Ba Vi administrators and some other officials would prefer a shift to a more sensitive approach, along with comprehensive programmes for vocational training and job placement, but they just haven't the resources. While families are expected to pay 300,000 dong a month for each inmate, poor families are exempt. (However, extra cash may not always be the answer: The team that compiled the UNDCP report found a more humane approach in Thailand. Addicts were "regarded more as patients than as criminals," and used the expensive heroin "replacement" methadone. Drop-out rates, though, remained high.) Some international aid groups remain reluctant to become involved with Vietnam's camps. "It's ethically very difficult to work in camps," says Jamie Uhrig, a Canadian consultant on Aids. "It's hard to benefit the inmates without benefiting the system. The human-rights dilemmas are so great."

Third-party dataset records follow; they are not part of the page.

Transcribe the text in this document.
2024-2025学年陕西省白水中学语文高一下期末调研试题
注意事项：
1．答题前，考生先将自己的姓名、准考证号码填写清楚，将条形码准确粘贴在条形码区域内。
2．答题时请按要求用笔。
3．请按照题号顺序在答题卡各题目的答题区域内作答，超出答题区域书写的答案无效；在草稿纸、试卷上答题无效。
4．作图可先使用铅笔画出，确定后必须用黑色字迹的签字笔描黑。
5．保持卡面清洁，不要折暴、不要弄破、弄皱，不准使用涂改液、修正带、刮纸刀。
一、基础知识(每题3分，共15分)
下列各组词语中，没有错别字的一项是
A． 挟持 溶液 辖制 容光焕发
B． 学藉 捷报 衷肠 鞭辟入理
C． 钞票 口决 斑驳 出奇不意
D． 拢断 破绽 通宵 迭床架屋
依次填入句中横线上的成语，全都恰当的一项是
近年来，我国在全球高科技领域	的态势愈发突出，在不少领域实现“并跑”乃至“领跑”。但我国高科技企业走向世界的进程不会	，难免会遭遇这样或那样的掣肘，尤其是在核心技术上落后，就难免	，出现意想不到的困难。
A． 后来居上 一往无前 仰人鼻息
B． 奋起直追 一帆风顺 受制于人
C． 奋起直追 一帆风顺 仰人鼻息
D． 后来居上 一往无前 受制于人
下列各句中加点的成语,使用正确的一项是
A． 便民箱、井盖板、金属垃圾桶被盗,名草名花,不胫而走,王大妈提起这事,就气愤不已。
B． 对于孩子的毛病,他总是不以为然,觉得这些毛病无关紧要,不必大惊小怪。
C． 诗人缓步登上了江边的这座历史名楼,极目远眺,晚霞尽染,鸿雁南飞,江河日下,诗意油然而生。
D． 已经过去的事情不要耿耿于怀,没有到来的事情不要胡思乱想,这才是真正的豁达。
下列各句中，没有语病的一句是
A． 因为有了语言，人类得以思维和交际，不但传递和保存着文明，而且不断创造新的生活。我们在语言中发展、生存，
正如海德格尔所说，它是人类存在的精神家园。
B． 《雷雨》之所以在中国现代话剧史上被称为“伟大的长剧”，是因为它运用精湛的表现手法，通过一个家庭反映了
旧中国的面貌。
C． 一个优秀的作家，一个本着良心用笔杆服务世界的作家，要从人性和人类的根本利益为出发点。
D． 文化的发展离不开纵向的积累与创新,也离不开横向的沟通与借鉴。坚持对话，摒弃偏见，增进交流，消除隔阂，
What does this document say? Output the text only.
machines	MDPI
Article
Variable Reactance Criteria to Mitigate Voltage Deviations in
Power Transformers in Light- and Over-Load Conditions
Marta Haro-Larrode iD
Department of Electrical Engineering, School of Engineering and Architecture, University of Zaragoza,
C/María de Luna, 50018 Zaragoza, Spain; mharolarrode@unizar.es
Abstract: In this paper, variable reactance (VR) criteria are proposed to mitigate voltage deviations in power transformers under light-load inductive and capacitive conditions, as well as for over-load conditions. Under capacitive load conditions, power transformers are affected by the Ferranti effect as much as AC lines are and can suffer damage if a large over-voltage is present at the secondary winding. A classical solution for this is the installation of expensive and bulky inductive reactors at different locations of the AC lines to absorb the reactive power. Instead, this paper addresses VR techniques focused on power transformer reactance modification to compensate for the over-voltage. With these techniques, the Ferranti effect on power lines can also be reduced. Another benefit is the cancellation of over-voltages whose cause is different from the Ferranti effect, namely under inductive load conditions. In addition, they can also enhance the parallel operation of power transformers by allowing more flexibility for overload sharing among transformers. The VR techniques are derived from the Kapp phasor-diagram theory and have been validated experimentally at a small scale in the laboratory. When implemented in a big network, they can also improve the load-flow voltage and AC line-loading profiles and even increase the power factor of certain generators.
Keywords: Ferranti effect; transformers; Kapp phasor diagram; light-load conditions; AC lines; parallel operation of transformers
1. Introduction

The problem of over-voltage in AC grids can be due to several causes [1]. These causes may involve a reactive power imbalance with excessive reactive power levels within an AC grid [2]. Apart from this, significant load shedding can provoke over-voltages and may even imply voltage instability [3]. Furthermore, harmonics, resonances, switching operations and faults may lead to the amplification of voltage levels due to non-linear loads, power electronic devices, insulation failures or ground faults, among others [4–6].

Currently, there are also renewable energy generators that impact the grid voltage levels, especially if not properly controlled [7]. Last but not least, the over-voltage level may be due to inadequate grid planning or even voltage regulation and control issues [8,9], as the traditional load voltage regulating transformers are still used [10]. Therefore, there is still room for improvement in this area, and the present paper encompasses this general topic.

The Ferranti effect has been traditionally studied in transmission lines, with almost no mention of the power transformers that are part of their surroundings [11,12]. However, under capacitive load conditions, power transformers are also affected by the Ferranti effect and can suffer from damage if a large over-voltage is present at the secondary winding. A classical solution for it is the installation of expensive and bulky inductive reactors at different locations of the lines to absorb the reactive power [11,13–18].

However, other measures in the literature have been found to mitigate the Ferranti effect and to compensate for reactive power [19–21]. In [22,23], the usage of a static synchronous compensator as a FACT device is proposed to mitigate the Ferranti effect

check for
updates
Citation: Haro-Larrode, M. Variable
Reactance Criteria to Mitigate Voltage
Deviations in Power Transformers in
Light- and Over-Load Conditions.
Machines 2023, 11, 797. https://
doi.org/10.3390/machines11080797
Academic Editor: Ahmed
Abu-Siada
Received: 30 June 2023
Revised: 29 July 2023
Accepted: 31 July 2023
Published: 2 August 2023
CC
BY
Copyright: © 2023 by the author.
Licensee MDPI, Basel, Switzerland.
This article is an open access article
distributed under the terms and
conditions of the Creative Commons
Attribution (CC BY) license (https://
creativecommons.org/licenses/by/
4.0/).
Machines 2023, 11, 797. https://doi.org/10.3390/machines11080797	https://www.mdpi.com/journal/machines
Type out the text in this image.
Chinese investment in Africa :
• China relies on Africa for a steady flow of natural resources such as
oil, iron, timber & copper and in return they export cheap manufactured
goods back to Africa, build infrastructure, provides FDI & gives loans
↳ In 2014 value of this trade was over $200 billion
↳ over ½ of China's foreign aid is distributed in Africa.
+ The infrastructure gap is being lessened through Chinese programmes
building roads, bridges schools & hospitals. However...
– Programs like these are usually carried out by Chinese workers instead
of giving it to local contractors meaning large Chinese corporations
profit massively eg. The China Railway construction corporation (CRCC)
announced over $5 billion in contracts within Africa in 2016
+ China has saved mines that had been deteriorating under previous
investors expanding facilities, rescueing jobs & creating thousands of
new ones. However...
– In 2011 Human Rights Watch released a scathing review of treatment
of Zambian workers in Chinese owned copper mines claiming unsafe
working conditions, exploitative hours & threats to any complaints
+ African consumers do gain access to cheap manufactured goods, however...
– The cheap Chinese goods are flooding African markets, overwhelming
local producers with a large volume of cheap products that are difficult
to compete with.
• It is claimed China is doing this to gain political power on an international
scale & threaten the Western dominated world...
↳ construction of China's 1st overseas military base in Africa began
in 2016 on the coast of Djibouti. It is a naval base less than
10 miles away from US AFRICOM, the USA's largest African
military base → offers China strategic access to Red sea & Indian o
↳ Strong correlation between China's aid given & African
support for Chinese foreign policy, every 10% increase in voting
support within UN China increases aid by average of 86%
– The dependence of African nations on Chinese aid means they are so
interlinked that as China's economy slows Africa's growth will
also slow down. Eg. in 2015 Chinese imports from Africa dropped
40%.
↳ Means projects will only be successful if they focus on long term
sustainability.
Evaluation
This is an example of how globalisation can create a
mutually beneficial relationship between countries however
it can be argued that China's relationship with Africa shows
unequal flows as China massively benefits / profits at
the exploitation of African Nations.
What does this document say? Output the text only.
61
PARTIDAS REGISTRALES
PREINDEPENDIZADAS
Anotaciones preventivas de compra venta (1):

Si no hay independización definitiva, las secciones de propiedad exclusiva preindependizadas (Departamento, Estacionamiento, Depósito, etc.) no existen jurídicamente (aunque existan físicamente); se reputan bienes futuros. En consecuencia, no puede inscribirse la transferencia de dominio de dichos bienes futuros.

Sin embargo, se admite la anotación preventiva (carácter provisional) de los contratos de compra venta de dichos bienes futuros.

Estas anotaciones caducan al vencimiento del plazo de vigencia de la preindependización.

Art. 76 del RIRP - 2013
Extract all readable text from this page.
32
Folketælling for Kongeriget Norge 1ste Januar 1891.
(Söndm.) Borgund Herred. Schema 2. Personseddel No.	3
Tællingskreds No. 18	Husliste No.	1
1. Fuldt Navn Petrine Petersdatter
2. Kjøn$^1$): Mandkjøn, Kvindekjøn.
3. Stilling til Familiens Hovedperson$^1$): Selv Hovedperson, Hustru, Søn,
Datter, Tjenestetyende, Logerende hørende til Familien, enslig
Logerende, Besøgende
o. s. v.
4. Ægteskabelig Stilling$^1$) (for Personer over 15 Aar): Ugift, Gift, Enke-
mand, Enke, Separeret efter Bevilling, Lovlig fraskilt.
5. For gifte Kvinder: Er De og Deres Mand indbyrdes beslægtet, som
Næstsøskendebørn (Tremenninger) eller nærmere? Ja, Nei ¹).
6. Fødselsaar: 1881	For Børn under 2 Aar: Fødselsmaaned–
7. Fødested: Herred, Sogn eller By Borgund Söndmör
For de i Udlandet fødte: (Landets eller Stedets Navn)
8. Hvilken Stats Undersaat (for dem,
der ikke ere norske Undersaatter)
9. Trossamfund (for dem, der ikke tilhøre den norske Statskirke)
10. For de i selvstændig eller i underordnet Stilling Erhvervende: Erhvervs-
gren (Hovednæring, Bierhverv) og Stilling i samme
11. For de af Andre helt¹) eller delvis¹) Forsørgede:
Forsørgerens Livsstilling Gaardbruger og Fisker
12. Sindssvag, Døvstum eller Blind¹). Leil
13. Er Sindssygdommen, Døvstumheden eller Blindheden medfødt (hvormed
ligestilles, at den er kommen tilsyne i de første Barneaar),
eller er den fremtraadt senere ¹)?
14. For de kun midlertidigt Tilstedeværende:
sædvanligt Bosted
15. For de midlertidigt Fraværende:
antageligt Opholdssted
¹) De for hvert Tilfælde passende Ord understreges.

Meanwhile, the families of drug addicts endure their own torments--the lying, the stealing, the shouting, the constant trouble with police. While outsiders may cast a withering eye on the detox camps, many relatives see them as temporary rafts of calm. In Linh Nam village, on the outskirts of Hanoi, fruit-vendor Nguyen Thi Nhung tried to chain her younger brother's legs together, but he always managed to saw himself free and flee in search of another snort of heroin. So Nhung built a tiny cement hovel, barely wide enough to sleep in and with just a few airholes for ventilation. For four months, she kept him bolted inside the hovel, handing him food through a notch in the wall. When she finally let him out, his instant relapse triggered the family's decision to send him to a camp. "When he comes back, we'll be so nervous. We won't know what to do," says Nhung.

Her brother, Nguyen Van Tuyen, 23, looks cheerful in Ba Vi. Going cold turkey was painful, but now he's stabilized. Surrounded by green hills and shimmering fish ponds, Tuyen sleeps on a wooden bed, seven to a room. Facilities at Ba Vi, superior to other camps, include television, a library and sports equipment. The food seems adequate. Inmates grow their own rice and vegetables, raise fish and pigs and make their own tofu. Tuyen acknowledges that the camp seems like a holiday spot compared to his incarceration at home. "He'll take a vacation here, get fat, then look for another snort," laughs a fellow inmate. Will he go back to heroin when he gets out in July? "I don't know," Tuyen replies. Then comes a broad smile. "It's very enjoyable to use drugs," he blurts. "I feel like I'm flying. I fall asleep without even trying. And when I wake up, I immediately miss it."

By Margot Cohen - The Far Eastern Economic Review - May 24, 2001.